I don’t pretend to understand half of what is being promoted in the text quoted here, given all the reference to historical thinking and financial policy. I do however get the point about pressing the reset button on behalf of our young people and not burdening them even further with the fallout from this ‘man-made’ global catastrophe. Let’s not forget Micheal Gove’s recent statement that post recovery there will have to be a reckoning, as to the how and the why of this. Regrettably, it stated in one of the most secretive and repressive societies in the World, just like bird flu, so neither the facts, nor the reckoning will come to much once the political handwringing is over.
Will the reset button be pressed, or will the Trumps of this world and the other faceless 0.1% of the 1% of the world’s population, who actually control our lives, as opposed to the ones democratically elected to do so, decide its business as usual, given that Covid-19 has been a very nice little earner for them?
On a more practical note, as well as wrestling control of land away from the few for the good of the many, should we also not reconsider our whole approach to public transport?

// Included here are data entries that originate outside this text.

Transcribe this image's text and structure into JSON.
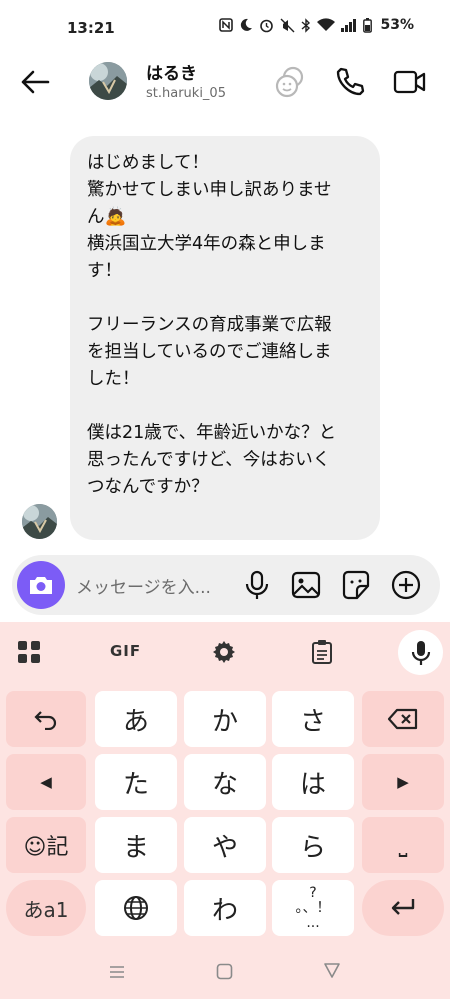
{
  "status_bar": {
    "time": "13:21",
    "battery": "53%"
  },
  "header": {
    "name": "はるき",
    "username": "st.haruki_05"
  },
  "message": {
    "text": "はじめまして！\n驚かせてしまい申し訳ありませ\nん🙇\n横浜国立大学4年の森と申しま\nす！\n\nフリーランスの育成事業で広報\nを担当しているのでご連絡しま\nした！\n\n僕は21歳で、年齢近いかな？と\n思ったんですけど、今はおいく\nつなんですか？"
  },
  "composer": {
    "placeholder": "メッセージを入..."
  },
  "keyboard": {
    "toolbar": {
      "gif": "GIF"
    },
    "rows": [
      [
        "↶",
        "あ",
        "か",
        "さ",
        "⌫"
      ],
      [
        "◀",
        "た",
        "な",
        "は",
        "▶"
      ],
      [
        "☺記",
        "ま",
        "や",
        "ら",
        "⎵"
      ],
      [
        "あa1",
        "⊕",
        "わ",
        "゛゜",
        "↵"
      ]
    ],
    "punct_key": {
      "top": "?",
      "bottom": "。、！",
      "small": "..."
    }
  },
  "colors": {
    "accent": "#7c5cf6",
    "keyboard_bg": "#fde4e2",
    "key_pink": "#fbd3d0",
    "bubble": "#efefef"
  }
}
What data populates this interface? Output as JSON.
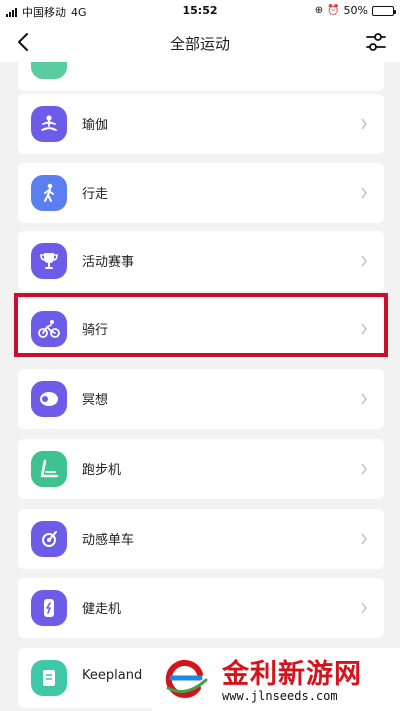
{
  "status_bar": {
    "carrier": "中国移动",
    "network": "4G",
    "time": "15:52",
    "battery": "50%",
    "battery_level": 0.5
  },
  "header": {
    "title": "全部运动",
    "back_icon": "chevron-left-icon",
    "filter_icon": "sliders-icon"
  },
  "sports": [
    {
      "label": "",
      "icon": "partial-icon",
      "color": "#5bcba0"
    },
    {
      "label": "瑜伽",
      "icon": "yoga-icon",
      "color": "#6c5ce7"
    },
    {
      "label": "行走",
      "icon": "walking-icon",
      "color": "#5b7ff0"
    },
    {
      "label": "活动赛事",
      "icon": "trophy-icon",
      "color": "#6c5ce7"
    },
    {
      "label": "骑行",
      "icon": "cycling-icon",
      "color": "#6c5ce7"
    },
    {
      "label": "冥想",
      "icon": "meditation-icon",
      "color": "#6c5ce7"
    },
    {
      "label": "跑步机",
      "icon": "treadmill-icon",
      "color": "#3ec28f"
    },
    {
      "label": "动感单车",
      "icon": "spinning-bike-icon",
      "color": "#6c5ce7"
    },
    {
      "label": "健走机",
      "icon": "walking-machine-icon",
      "color": "#6c5ce7"
    },
    {
      "label": "Keepland",
      "icon": "keepland-icon",
      "color": "#3ec8a8"
    }
  ],
  "highlight_color": "#c8102e",
  "watermark": {
    "title": "金利新游网",
    "url": "www.jlnseeds.com"
  }
}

As a conservative (often with a small c when it comes to Mrs T’s reign) minded politician, one of the biggest disasters in my view, is turning our mass transit systems into disparate profit making bodies. These, not the road network should have been seen as the veins and arteries of the country, carrying the goods, materials and workforce around to where it need to be. Roads are of course important to carry local buses and to make the final links, but should always have been secondary and used to service the smaller harder to reach locations. Cheap mass transport for the work force would have done more towards social mobility than Blair’s insane 50% university degree ambition target.